Pour limiter les infiltrations d’assaillants dans la ville, les soldats du génie édifient aussi des merlons de protection et piègent des égouts, provoquant des explosions qui font des ravages parmi les combattants. En dépit de ces dispositifs, les contingents des autres pays de la Force multinationale plient bagage les uns après les autres. La France se résout finalement à rapatrier ses soldats fin mars 1984, ne laissant sur place que ceux qui participent à la force de l’ONU au Sud-Liban.

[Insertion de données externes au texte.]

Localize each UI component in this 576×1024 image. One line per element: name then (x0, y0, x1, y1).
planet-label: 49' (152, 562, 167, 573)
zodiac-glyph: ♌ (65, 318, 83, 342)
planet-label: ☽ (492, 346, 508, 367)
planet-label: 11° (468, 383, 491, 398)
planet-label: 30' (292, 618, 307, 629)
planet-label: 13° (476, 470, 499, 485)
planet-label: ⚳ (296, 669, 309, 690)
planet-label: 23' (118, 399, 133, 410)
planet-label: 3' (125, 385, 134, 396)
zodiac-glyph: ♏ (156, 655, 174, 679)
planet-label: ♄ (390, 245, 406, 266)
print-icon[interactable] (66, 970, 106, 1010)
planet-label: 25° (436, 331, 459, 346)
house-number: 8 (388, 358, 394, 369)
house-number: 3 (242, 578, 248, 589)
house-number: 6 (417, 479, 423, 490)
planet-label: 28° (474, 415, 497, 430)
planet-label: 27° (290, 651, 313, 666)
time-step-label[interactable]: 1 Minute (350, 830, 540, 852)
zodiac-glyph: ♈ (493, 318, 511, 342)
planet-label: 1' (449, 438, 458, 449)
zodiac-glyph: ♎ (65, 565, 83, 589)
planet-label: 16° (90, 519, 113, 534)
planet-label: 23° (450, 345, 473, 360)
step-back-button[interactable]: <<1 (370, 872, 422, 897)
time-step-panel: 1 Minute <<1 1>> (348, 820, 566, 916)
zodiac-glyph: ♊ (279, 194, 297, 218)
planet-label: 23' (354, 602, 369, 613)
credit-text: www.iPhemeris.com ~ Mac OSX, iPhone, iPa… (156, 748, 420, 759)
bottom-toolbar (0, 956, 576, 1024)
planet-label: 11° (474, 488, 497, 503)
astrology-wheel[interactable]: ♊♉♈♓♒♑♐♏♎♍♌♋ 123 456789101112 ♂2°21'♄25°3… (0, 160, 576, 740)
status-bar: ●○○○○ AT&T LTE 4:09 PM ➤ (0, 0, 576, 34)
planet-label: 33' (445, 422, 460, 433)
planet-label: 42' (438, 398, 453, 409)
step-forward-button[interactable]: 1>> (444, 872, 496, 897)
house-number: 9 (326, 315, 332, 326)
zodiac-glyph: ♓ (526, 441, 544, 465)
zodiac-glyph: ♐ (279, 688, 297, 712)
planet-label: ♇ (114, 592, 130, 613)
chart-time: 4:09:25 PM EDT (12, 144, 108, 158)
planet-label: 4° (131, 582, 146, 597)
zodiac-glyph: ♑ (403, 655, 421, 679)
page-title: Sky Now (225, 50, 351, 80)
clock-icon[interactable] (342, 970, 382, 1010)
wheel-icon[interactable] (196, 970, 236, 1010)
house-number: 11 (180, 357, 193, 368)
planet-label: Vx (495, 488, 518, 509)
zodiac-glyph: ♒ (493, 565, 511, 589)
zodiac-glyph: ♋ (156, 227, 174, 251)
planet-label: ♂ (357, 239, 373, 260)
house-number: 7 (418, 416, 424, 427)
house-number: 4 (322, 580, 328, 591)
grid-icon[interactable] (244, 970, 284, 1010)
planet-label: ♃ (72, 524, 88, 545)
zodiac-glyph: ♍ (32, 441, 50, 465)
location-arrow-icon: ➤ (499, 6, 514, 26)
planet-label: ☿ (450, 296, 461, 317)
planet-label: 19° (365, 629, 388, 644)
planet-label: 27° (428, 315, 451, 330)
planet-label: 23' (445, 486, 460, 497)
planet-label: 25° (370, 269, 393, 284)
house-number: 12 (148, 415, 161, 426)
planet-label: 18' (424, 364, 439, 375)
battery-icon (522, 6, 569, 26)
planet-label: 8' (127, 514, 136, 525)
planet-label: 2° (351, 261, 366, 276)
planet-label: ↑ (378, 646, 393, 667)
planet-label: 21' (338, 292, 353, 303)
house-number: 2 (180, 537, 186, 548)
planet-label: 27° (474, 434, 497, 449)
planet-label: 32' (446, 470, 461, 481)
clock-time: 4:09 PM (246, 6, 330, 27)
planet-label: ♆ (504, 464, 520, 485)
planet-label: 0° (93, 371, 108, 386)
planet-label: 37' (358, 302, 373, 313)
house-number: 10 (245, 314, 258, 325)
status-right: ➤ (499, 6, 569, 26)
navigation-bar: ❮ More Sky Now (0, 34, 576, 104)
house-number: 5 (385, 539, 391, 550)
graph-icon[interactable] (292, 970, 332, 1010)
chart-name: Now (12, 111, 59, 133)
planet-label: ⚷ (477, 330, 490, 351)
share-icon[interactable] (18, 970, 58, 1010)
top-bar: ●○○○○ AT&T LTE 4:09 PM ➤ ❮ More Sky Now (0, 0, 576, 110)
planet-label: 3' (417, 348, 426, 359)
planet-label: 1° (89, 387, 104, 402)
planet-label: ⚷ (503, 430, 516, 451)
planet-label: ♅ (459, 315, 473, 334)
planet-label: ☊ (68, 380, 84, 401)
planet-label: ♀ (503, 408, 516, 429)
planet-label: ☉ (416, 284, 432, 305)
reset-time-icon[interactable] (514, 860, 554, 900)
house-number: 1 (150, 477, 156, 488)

Lorsqu’il a reçu le vice-président américain, George Bush, à l’Élysée quelques semaines plus tôt, François Mitterrand n’a pas caché sa peur de nouveaux attentats suicides à Beyrouth. Face à Ronald Reagan, à la Maison-Blanche, un mois plus tard, il réitère ses craintes. « Les commandos venus d’Iran sont les plus dangereux[174] », dit-il, mentionnant explicitement l’attentat du Drakkar.

La traque de Moughnieh, suspect numéro un

Malgré ces déconvenues répétées, le président veut continuer de traquer secrètement les responsables du Drakkar. La DGSE se voit ainsi confier la mission de remonter jusqu’aux commanditaires.

Le suspect numéro un s’appelle Imad Moughnieh. Né en 1962 au Sud-Liban, ce jeune chiite à l’allure impassible a d’abord combattu à Beyrouth aux côtés des Palestiniens de l’OLP comme sniper de l’unité d’élite Force 17, jusqu’à l’été 1982. Recruté parallèlement par les officiers iraniens des pasdarans, venus s’installer dans la Bekaa libanaise, il est chargé de commander l’unité secrète Amin al-Haras, au sein de la Garde révolutionnaire iranienne au Liban[175].

Officiellement, Imad Moughnieh dirige la branche armée du Djihad islamique, qui est l’une des dénominations du Hezbollah. En novembre 1982, les combattants d’Amal islamique remettent les clés de la caserne de gendarmerie Cheikh Abdallah, dans la Bekaa, aux miliciens iraniens, permettant à ceux-ci d’organiser leurs opérations, en lien avec Moughnieh. Les attaques du 23 octobre 1983 contre le QG des Marines et l’immeuble du Drakkar constituent le point d’orgue de ce « djihad », la guerre sainte lancée par l’Iran contre le Grand Satan américain et son allié français.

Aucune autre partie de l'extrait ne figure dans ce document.